Please take in mind that my own "standard" instrument is the late 1930's/1940's model Conn 22B New York Symphony. This is a 0.438" bore instrument. Compare that to a 20A Flugelhorn. It takes a cornet mouthpiece and after a short tube goes into a valve section at 0.422". Quite a bit smaller than the 22B. However, after the valve section you get a rather wide main tuning slide and an even wide bell curve. The bore expands significantly through the main tuning slide. For me, this instrument has too little resistance. Compare that to the 8A Victor "Slender model". The leadpipe, which is only slighly shorter than on most trumpets, gradually expands to 0.438" at the start of the main tuning slide (same as the 22B), and then expans to 0.468" through the main tuning slide. The valve section is 0.468". Looking at the bore size, this should feel much larger than the 22B. However, the main tuning slide is very narrow. To me, this instrument feels very similar to the 22B. Similarly, the Connstellation has a very wide main tuning slide (and bell curve), and to me feels much more open than the 22B in despite of it having the same bore size, 0.438".
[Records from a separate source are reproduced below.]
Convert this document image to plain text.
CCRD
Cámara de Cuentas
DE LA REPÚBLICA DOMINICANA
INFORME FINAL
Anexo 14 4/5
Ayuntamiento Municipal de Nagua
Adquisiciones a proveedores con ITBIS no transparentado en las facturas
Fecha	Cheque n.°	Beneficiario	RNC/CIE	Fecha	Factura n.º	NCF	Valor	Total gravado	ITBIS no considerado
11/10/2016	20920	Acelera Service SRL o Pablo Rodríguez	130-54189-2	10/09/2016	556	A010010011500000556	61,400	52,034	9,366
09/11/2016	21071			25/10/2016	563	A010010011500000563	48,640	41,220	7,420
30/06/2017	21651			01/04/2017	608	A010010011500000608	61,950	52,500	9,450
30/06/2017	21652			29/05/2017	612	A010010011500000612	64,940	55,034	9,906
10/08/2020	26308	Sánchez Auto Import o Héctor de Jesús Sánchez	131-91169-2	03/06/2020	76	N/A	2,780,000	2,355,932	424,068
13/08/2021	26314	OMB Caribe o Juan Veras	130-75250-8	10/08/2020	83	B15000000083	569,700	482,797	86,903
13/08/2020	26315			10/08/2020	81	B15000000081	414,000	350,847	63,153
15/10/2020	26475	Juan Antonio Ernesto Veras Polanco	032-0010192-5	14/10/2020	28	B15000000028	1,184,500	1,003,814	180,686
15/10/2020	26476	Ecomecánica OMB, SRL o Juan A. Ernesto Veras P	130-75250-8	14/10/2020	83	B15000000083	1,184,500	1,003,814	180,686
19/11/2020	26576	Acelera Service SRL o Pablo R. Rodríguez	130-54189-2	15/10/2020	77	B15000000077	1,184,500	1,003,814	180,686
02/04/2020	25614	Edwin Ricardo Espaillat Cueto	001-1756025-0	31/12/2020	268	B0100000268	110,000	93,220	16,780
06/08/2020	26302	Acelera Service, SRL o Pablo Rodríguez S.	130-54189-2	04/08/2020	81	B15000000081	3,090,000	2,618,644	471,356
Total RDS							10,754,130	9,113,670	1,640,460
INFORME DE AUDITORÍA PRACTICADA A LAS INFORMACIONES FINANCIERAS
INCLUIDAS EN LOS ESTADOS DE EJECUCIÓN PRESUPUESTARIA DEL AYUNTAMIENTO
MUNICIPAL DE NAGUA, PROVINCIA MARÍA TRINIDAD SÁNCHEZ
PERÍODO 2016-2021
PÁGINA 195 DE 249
Diameter of the bell. I haven't worked out yet in my own mind how the bell size relates to the feel of the bore, but comparing the 36B Connstellation and the 38B Connstellation in feel as well as in Conn's own literature, the diameter of the bell does appear to make a difference. The 36B and the 38B Connstellation are essentially the same instrument. The differences are in the 36B having lighter weight bracing and having a smaller diameter bell. Conn itself wrote in the 1960's catalogs that the 38B has a large bore feel while the 36B has a medium bore feel. The only plausible reason for this is the diameter of the bell, 4 5/8" versus 5 1/8". Seems reasonable if the difference in size of the bell opening allows a different amount of energy to "escape". I don't know whether the larger bell would allow more or less energy to escape and hence be more or less efficient than the smaller bell. For someone accustomed to an instrument such as the 22B with a smaller bell, the large bell 38B feels like a bottomless pit that takes a lot more energy to keep going. To someone accustomed to "large bore feel" instruments, the 36B with its smaller bell might feel rather stuffy. I don't know if the the person accustomed to the "large bore feel" is "overblowing" the smaller feel instrument that requires less energy (more efficient), or the other way around.